There’s also a matter of comfort levels. Both consoles are now at a point where developers have a pretty good handle on how to develop for them. Games being created now rely on solid, well implemented knowledge about the limitations of the hardware, with engines that have been thoroughly tested. Barring the now expected catastrophic PS3 failures of Bethesda, most developers know how to confidently make games for both consoles at equal parity. This means that developers can now devote a good chunk of their game development on the game itself, rather than wrestling with the technology and just figuring out how to get it to run. As with the Playstation 2, this means that some of the most technically accomplished games we’ll ever see out of these consoles are coming out now. And when you’ve got a good thing like that going, does it really hurt to keep the maintain the momentum for one more year?

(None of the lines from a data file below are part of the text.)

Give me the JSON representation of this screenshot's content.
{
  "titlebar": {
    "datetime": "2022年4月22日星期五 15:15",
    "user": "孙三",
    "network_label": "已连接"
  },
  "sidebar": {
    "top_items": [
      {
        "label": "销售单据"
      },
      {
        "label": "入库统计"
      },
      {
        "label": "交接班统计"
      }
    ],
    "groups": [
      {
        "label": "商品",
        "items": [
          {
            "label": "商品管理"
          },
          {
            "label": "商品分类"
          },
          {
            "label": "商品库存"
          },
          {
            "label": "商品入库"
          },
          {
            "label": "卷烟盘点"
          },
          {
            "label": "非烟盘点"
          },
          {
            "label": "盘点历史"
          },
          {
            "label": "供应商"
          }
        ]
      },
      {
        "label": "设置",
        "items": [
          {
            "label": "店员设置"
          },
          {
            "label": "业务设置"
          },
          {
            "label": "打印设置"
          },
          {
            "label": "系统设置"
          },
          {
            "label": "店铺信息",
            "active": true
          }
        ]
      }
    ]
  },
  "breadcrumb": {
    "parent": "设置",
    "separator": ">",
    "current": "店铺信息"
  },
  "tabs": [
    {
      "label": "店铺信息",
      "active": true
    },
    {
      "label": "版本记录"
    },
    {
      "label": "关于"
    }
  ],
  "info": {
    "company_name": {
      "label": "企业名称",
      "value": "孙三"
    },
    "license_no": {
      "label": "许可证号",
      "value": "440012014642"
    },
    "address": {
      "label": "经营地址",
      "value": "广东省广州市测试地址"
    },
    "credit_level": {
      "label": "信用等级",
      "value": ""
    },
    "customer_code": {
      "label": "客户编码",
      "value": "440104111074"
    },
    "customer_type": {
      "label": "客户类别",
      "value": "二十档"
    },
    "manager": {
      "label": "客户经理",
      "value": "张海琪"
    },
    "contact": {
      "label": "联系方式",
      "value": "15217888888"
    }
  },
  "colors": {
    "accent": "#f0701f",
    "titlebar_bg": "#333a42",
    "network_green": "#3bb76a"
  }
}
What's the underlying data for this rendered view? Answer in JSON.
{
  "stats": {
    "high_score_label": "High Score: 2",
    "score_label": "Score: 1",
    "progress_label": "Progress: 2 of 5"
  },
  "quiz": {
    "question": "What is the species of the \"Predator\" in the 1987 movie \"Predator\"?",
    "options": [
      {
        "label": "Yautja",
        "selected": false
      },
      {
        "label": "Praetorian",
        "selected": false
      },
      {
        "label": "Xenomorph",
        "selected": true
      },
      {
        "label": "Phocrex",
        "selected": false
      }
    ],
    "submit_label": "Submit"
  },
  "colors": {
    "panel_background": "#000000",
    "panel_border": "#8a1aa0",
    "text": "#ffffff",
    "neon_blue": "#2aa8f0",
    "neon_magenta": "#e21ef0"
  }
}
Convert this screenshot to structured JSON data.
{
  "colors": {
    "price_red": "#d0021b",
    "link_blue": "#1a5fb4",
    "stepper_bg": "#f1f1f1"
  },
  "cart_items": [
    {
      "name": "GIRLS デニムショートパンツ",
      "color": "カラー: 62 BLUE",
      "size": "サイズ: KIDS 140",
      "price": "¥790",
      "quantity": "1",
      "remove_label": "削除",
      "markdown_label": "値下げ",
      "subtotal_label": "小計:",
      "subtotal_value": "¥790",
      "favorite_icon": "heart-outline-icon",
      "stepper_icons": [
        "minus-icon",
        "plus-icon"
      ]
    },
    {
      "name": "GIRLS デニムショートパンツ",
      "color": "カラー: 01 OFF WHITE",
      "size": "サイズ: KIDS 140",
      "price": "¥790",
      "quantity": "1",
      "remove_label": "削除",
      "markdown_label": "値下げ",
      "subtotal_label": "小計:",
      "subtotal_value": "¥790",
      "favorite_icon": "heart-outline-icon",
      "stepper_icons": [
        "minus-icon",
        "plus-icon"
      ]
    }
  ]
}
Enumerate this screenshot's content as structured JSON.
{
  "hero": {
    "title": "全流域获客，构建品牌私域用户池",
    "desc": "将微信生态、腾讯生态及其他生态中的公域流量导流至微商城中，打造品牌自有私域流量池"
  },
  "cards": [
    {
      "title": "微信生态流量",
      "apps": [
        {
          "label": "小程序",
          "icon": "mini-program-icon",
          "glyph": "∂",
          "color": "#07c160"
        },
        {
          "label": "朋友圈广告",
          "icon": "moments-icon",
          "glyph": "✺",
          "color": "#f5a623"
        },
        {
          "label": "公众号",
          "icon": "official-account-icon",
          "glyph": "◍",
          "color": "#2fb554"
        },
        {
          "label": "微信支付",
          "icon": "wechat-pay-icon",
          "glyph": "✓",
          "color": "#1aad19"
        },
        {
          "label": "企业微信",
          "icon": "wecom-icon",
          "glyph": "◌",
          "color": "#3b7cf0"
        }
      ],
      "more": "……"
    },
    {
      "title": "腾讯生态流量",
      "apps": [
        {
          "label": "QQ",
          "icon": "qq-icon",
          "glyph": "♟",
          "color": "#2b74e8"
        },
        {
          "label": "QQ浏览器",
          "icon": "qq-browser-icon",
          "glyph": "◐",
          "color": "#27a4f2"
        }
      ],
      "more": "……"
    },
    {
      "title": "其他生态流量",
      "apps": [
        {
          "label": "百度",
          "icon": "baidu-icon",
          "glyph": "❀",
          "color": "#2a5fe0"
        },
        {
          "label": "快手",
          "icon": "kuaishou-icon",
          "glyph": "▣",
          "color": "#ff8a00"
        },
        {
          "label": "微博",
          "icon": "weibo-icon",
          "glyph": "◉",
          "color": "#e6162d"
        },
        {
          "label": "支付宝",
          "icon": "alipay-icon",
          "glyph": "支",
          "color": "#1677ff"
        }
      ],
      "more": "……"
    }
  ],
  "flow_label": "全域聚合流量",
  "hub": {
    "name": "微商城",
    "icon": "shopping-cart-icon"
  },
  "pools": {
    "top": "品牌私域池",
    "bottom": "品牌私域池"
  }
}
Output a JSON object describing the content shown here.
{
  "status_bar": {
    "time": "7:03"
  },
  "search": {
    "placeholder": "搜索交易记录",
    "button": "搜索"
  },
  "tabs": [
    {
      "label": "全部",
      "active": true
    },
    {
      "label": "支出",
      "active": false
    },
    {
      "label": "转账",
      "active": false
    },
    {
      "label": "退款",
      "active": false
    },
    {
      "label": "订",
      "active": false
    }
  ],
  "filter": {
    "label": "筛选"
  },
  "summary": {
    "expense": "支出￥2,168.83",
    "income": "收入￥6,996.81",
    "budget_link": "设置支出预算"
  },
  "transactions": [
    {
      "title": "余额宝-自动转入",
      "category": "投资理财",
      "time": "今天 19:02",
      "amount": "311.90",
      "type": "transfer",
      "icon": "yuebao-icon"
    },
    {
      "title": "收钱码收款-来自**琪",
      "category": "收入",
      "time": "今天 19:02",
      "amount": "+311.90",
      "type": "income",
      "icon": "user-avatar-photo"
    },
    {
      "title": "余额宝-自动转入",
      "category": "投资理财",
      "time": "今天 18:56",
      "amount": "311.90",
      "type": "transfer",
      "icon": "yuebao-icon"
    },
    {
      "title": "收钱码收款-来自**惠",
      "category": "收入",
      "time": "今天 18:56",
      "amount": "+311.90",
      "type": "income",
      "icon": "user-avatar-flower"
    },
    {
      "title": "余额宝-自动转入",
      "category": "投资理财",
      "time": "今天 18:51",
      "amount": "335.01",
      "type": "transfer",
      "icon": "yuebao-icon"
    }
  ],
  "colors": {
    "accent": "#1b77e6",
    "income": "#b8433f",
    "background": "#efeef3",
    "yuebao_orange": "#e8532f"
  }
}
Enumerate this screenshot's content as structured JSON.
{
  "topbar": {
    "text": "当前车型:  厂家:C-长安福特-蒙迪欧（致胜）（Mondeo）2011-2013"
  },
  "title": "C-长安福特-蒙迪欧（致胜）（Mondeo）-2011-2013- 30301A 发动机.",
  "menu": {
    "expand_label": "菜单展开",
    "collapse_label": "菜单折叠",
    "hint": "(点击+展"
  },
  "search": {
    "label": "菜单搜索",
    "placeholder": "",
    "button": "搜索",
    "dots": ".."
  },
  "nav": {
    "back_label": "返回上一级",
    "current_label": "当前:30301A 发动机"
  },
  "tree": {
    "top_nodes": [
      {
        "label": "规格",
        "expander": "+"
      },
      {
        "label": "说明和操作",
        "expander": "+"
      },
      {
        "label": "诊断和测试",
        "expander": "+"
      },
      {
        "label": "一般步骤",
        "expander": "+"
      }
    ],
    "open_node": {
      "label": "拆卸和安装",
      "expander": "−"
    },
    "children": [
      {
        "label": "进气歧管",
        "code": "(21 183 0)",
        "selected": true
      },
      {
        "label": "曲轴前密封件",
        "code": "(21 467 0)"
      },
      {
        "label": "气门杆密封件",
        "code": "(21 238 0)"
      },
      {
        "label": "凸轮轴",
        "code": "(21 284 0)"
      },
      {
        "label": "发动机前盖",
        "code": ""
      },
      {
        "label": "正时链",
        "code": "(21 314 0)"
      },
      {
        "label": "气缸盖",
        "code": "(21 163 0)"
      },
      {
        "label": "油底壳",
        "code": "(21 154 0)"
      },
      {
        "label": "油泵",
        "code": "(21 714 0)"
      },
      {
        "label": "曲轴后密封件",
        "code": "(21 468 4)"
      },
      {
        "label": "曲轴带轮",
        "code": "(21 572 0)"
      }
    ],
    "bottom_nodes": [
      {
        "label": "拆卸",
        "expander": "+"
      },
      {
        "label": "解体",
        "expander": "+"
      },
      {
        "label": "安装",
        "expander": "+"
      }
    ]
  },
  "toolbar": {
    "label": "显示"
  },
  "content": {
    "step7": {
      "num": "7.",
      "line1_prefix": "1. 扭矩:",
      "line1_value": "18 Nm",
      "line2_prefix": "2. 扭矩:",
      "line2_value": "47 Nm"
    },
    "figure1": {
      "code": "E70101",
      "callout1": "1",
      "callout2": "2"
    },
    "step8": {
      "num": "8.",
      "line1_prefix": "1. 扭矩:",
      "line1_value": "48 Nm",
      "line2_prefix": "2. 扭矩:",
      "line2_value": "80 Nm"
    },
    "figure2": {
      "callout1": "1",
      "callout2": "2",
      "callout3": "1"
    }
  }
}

And finally, perhaps the most compelling reason for the console manufacturers is that the majority of consumers don’t care about faster processors and better graphics. Hardcore gamers, like the ones reading this article, obviously care enormously since they take the time to stay informed about developments in the industry. But the tens of millions of gamers that buy a new Madden or Call of Duty game every year don’t even know—or care—that these annual titles have been using the same graphics engine for years. That has no impact on the fact that they turn these games on and play the same game, with slight tweaks, over and over again. Nintendo has already proven to both Sony and Microsoft that audience that makes a console a massive commercial success is not necessarily all that technically inclined.
Obviously all of these reasons are based on financial considerations. More to the point, these considerations come from keeping with a steady, established ship rather than building and launching a new one. However the flipside, and an urgent one at that, is that this console generation has lasted longer than any other. Over twice the normal three year cycle that previous consoles experienced. The masses may not care whether a new machine is on the way or not, but the early adopters and evangelists are the ones that carry a lot of weight with the average consumer, and they are definitely ready for change.